Abbas (Migration)

Case

[2023] AATA 3126

13 September 2023


Abbas (Migration) [2023] AATA 3126 (13 September 2023)

DECISION RECORD

DIVISION:Migration & Refugee Division

REVIEW APPLICANT:  Mr Zia Abbas

VISA APPLICANT:  Mr Raza Abbas

REPRESENTATIVE:  Mr Amber Gupta (MARN: 0533773)

CASE NUMBER:  2213267

HOME AFFAIRS REFERENCE(S):          BCC2022/2924561

MEMBER:Naomi Schmitz

DATE:13 September 2023

PLACE OF DECISION:  Melbourne

DECISION:The Tribunal affirms the decision not to grant the visa applicant a Visitor (Class FA) visa.

Statement made on 13 September 2023 at 1:52pm

CATCHWORDS
MIGRATION – Visitor (Class FA) visa – Subclass 600 (Visitor) – tourist stream – genuine temporary entrant and compliance with conditions – visiting brother and sightseeing – savings, property, employment, wife and young children – siblings’ and parents’ permanent visa applications after arriving on temporary visas – previous compliant travel to other countries – country information – economy and health care – decision under review affirmed

LEGISLATION
Migration Act 1958 (Cth), ss 65, 359AA, 360(1)
Migration Regulations 1994 (Cth), Schedule 2, cls 600.211, 600.221, 600.222, Schedule 8, conditions 8101, 8201

STATEMENT OF DECISION AND REASONS

APPLICATION FOR REVIEW

  1. This is an application for review of a decision made by a delegate of the Minister for Home Affairs on 30 August 2022 to refuse to grant the visa applicant a Visitor (Class FA) visa under s 65 of the Migration Act 1958 (Cth) (the Act).

  2. The visa applicant applied for the visa on 28 July 2022. At the time the visa application was lodged, Class FA contained one subclass, Subclass 600 (Visitor), with a number of different streams. In this case the applicant applied for the visa seeking to satisfy the primary criteria in the Tourist stream.

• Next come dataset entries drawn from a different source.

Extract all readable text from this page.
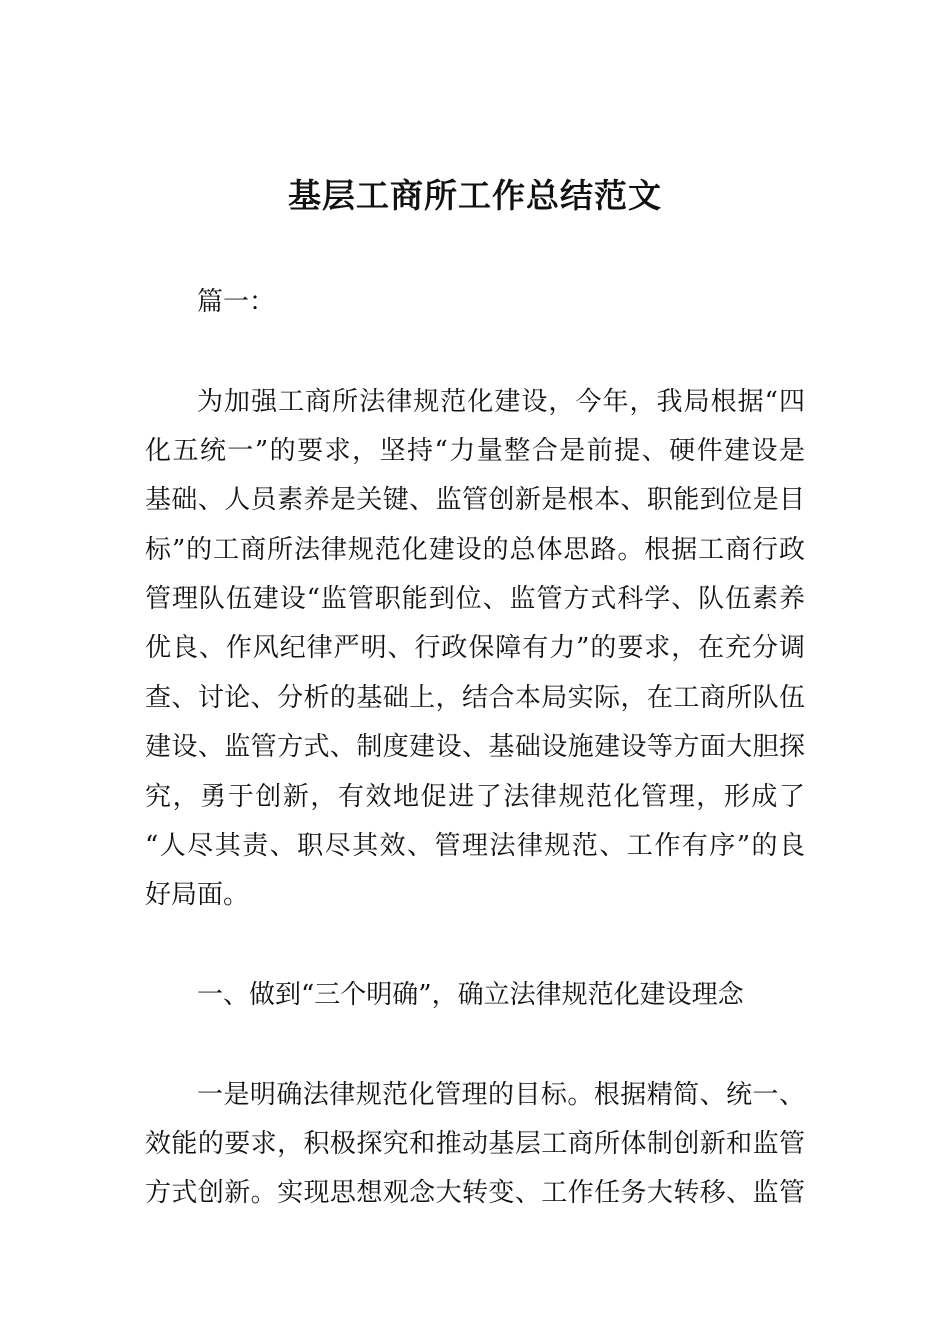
基层工商所工作总结范文
篇一：
为加强工商所法律规范化建设，今年，我局根据“四
化五统一”的要求，坚持“力量整合是前提、硬件建设是
基础、人员素养是关键、监管创新是根本、职能到位是目
标”的工商所法律规范化建设的总体思路。根据工商行政
管理队伍建设“监管职能到位、监管方式科学、队伍素养
优良、作风纪律严明、行政保障有力”的要求，在充分调
查、讨论、分析的基础上，结合本局实际，在工商所队伍
建设、监管方式、制度建设、基础设施建设等方面大胆探
究，勇于创新，有效地促进了法律规范化管理，形成了
“人尽其责、职尽其效、管理法律规范、工作有序”的良
好局面。
一、做到“三个明确”，确立法律规范化建设理念
一是明确法律规范化管理的目标。根据精简、统一、
效能的要求，积极探究和推动基层工商所体制创新和监管
方式创新。实现思想观念大转变、工作任务大转移、监管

  3. The criteria for a Subclass 600 visa are set out in Part 600 of Schedule 2 to the Migration Regulations 1994 (Cth) (the Regulations). Relevantly to this case, they include cl 600.211, which requires the visa applicant to satisfy the Minister that the visa applicant genuinely intends to stay temporarily in Australia for the purpose for which the visa is granted.

  4. The delegate refused to grant the visa on the basis that the visa applicant did not meet cl 600.211 because the delegate was not satisfied that the visa applicant genuinely intended to stay temporarily in Australia for the purpose for which the visa is granted.

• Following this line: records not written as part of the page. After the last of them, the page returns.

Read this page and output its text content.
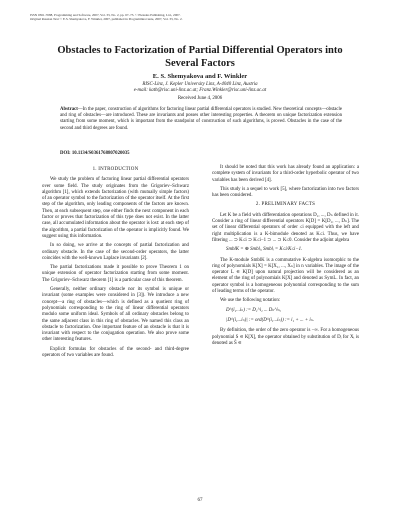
ISSN 0361-7688, Programming and Software, 2007, Vol. 33, No. 2, pp. 67–73. © Pleiades Publishing, Ltd., 2007.
Original Russian Text © E.S. Shemyakova, F. Winkler, 2007, published in Programmirovanie, 2007, Vol. 33, No. 2.
Obstacles to Factorization of Partial Differential Operators into Several Factors
E. S. Shemyakova and F. Winkler
RISC-Linz, J. Kepler University Linz, A-4040 Linz, Austria
e-mail: kath@risc.uni-linz.ac.at; Franz.Winkler@risc.uni-linz.ac.at
Received June 4, 2006
Abstract—In the paper, construction of algorithms for factoring linear partial differential operators is studied. New theoretical concepts—obstacle and ring of obstacles—are introduced. These are invariants and posses other interesting properties. A theorem on unique factorization extension starting from some moment, which is important from the standpoint of construction of such algorithms, is proved. Obstacles in the case of the second and third degrees are found.
DOI: 10.1134/S0361768807020035
1. INTRODUCTION

We study the problem of factoring linear partial differential operators over some field. The study originates from the Grigoriev–Schwarz algorithm [1], which extends factorization (with mutually simple factors) of an operator symbol to the factorization of the operator itself. At the first step of the algorithm, only leading components of the factors are known. Then, at each subsequent step, one either finds the next component in each factor or proves that factorization of this type does not exist. In the latter case, all accumulated information about the operator is lost: at each step of the algorithm, a partial factorization of the operator is implicitly found. We suggest using this information.

In so doing, we arrive at the concepts of partial factorization and ordinary obstacle. In the case of the second-order operators, the latter coincides with the well-known Laplace invariants [2].

The partial factorizations made it possible to prove Theorem 1 on unique extension of operator factorization starting from some moment. The Grigoriev–Schwarz theorem [1] is a particular case of this theorem.

Generally, neither ordinary obstacle nor its symbol is unique or invariant (some examples were considered in [3]). We introduce a new concept—a ring of obstacles—which is defined as a quotient ring of polynomials corresponding to the ring of linear differential operators modulo some uniform ideal. Symbols of all ordinary obstacles belong to the same adjacent class in this ring of obstacles. We named this class an obstacle to factorization. One important feature of an obstacle is that it is invariant with respect to the conjugation operation. We also prove some other interesting features.

Explicit formulas for obstacles of the second- and third-degree operators of two variables are found.

It should be noted that this work has already found an application: a complete system of invariants for a third-order hyperbolic operator of two variables has been derived [4].

This study is a sequel to work [5], where factorization into two factors has been considered.

2. PRELIMINARY FACTS

Let K be a field with differentiation operations D₁, ..., Dₙ defined in it. Consider a ring of linear differential operators K[D] = K[D₁, ..., Dₙ]. The set of linear differential operators of order ≤i equipped with the left and right multiplication is a K-bimodule denoted as K≤i. Thus, we have filtering ... ⊃ K≤i ⊃ K≤i−1 ⊃ ... ⊃ K≤0. Consider the adjoint algebra

SmblK = ⊕ Smblᵢ, Smblᵢ = K≤i/K≤i−1.

The K-module SmblK is a commutative K-algebra isomorphic to the ring of polynomials K[X] = K[X₁, ..., Xₙ] in n variables. The image of the operator L ∈ K[D] upon natural projection will be considered as an element of the ring of polynomials K[X] and denoted as SymL. In fact, an operator symbol is a homogeneous polynomial corresponding to the sum of leading terms of the operator.

We use the following notation:

D^(i₁...iₙ) := D₁^i₁ ... Dₙ^iₙ,
|D^(i₁...iₙ)| := ord(D^(i₁...iₙ)) := i₁ + ... + iₙ.

By definition, the order of the zero operator is −∞. For a homogeneous polynomial S ∈ K[X], the operator obtained by substitution of Dᵢ for Xᵢ is denoted as Ŝ ∈

67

  5. On 8 September 2022, the review applicant applied to the Tribunal for a review of the refusal decision and provided a copy of the delegate’s decision record to the Tribunal.

  6. On 29 June 2023, the Tribunal invited the applicant under s 360(1) of the Act to appear at a Tribunal hearing by Microsoft Teams video-link commencing at 9:30 am (VIC time) on 14 July 2023 to give evidence and present arguments relating to the issues arising in relation to the decision under review. The Tribunal was required to do this because it had considered the information it had and was unable to make a decision favourable to the applicant.

  7. In support of the application for review the representative provided various documents to the Tribunal including:

    a.The visa applicant’s SBI bank statement from 5 January 2023 until 5 July 2023 with a closing balance of INR559,056.21 (equivalent to AUD10,500);

    b.Accountant certificate regarding the visa applicant’s ‘net worth’ including two residential properties and one plot of land, cash referred to in [7a], and gold valued at INR500,000 equivalent to AUD9,400;

    c.Offer of employment from Bikkgane Biryani as a chef (visa applicant to commence on 24 May 2023, subject to a three month probation period, with a salary of INR29,700 per month equivalent to AUD557);

    d.Letter confirming previous employment at XERO Degrees as a chef from 14 February 2022 until 24 April 2023;

    e.One pay slip from current employment (with eight paid days in May 2023 with a net salary of INR6,708 equivalent to AUD126);

    f.One pay slip from previous employer Xero Degrees for March 2023 with a net pay of INR16,129 equivalent to AUD303;

    g.Visa applicant’s June 2023 taxation return, total income INR372,600 and zero tax paid (equivalent to AUD7000);

    h.The birth certificates of the visa applicant’s two children born in January 2020 and July 2023;

    i.Three property certificates of title in support of the visa applicant owning three properties;

    j.Statement of review applicant dated 6 July 2023; and

    k.Further Statement from review applicant dated 10 July 2023.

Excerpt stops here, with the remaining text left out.